Where to find glimpses of art deco architecture in Kowloon, Hong Kong
A precise birth date for
art deco is hard to pinpoint, but the term came into common parlance following the 1925 Exposition Internationale des Arts Décoratifs et Industriels Modernes in Paris, France, making this year the centenary of one of the most distinctive architectural styles.
Cities that embraced the innovations of the early 20th century, in industry, finance, fashion and the arts, likewise embraced art deco in their architecture. In the booming metropolises of New York and Chicago, as well as more established cities such as Bombay, London and Paris, new constructions in stainless steel, aluminium, ferro concrete, marble and plate glass soared skywards, with sleek, smoothed edges, and decorated with geometric forms. In East Asia, Shanghai is the best known and largest repository of art deco buildings, but examples can also be found in Tokyo, Singapore, Tianjin, Guangzhou and,
if you know where to look, Hong Kong
The prestigious King George V School in Ho Man Tin is a prime example of Hong Kong's art deco architecture. Photo: SCMP Archive
The British colony was neither an early nor prolific adopter of art deco. Most examples here were built in the late 1930s, such as the frontage of King George V School in Ho Man Tin. While one of two great picture palaces, the Majestic Theatre in Jordan, opened in 1928, the other, the Cathay in Wan Chai, came more than a decade later, in 1939. Both are now demolished. Much else came post-war, such as
the Star Ferry terminals (an example of Streamline Moderne, a late variation of the art deco style), as well as the pier constructed in 1979 at Hung Hom.
The 1937-built Maryknoll Convent School, on Waterloo Road, features distinct art deco influences alongside those of Gothic Revival, Neo-Georgian and Romanesque. Local architecture firm Little, Adams and Wood seem to have been conflicted between the early 20th century fads among British university and school architects for Tudor and Gothic Revival and the more recent popularity of art deco. Well maintained, Maryknoll may be a bit of an architectural mash-up, but it still functions brilliantly as a school building, with a large assembly hall, classrooms flooded with natural light and colonnaded walkways.
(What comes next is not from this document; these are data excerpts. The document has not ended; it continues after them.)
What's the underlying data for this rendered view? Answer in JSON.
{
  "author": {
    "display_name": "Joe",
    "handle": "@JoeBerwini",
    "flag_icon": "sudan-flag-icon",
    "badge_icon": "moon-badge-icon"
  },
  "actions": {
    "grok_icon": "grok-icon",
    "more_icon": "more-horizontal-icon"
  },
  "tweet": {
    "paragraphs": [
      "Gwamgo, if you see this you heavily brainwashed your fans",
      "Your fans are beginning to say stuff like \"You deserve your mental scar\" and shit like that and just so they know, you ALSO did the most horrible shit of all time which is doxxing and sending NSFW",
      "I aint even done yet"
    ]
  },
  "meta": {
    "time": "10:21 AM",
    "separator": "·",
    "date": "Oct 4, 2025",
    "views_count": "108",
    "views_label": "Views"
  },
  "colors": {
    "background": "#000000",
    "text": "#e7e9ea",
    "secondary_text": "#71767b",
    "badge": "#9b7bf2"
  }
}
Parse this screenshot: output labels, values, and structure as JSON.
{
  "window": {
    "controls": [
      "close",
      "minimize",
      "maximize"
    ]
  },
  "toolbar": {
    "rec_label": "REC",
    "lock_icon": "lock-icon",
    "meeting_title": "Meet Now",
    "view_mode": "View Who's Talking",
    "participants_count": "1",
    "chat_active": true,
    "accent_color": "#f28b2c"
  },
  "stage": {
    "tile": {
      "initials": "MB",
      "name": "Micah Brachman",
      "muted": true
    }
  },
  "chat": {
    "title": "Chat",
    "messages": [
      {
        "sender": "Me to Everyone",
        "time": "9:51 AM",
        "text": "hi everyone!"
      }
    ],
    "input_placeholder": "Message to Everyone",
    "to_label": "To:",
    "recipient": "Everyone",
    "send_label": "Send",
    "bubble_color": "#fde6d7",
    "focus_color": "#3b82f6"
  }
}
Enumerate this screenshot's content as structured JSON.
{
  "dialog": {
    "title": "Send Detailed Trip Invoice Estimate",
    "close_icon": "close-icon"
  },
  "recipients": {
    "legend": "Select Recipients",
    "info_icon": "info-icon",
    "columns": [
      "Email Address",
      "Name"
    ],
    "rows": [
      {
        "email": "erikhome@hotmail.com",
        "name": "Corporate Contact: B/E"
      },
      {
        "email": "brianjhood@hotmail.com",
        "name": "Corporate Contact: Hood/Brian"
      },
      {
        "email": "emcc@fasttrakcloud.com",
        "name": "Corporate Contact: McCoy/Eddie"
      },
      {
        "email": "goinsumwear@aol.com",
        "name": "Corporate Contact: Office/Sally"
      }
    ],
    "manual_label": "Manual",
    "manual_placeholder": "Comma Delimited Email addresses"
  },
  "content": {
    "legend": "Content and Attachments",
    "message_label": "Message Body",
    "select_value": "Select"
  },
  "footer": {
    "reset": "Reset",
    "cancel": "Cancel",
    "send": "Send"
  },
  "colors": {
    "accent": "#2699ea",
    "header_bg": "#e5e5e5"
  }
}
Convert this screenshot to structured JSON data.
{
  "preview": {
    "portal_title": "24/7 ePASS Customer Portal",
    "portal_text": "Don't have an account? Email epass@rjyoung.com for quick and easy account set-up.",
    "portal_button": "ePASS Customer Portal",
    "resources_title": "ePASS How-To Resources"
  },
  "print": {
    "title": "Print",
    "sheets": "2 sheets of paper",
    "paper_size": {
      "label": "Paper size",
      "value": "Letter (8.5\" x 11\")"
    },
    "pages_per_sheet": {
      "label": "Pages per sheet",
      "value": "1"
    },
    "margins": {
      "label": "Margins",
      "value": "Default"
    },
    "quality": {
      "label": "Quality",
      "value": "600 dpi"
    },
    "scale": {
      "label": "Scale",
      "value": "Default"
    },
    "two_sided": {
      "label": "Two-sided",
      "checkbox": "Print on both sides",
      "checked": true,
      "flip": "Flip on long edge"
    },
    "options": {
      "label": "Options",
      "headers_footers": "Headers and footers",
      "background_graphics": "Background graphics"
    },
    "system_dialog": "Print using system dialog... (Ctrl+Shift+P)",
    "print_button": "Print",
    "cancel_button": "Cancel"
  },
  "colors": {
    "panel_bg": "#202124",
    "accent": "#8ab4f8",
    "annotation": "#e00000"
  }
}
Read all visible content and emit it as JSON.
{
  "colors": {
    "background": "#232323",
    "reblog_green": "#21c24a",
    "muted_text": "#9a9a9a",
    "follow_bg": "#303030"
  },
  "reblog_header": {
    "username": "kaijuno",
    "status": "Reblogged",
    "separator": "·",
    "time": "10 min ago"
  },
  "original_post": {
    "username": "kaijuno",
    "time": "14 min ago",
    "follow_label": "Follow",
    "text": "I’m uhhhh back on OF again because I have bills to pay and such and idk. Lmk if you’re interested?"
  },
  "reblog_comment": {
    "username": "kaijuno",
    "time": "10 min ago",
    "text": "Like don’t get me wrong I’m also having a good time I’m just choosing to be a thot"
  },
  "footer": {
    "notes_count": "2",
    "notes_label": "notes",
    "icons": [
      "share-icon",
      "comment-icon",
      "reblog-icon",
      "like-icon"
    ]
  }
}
A view of the primary school campus of Maryknoll Convent School in Kowloon Tong, Hong Kong. Photo: SCMP Archives
At the busy junction of Prince Edward Road West and Yuen Ngai Street, where most people blithely rush past, heads bent over phone screens, is a surviving example of Kowloon-side art deco. Built by Belgian construction company Crédit Foncier d'Extrême-Orient (CFEO) in the 1930s, the cluster of apartment buildings and ground-floor retail premises at 190-220 Prince Edward Road West was designed as 'modern flats' for middle-class families, with shophouses and a shady colonnade at street level. The building is replete with art deco features, from the cantilevered balconies that overlook Yuen Ngai Street to the floor-to-ceiling windows that allow daylight to spill in and the recurrent wave pattern on the exterior of the colonnade pillars and stairway frontages that take their inspiration from traditional Asian imagery.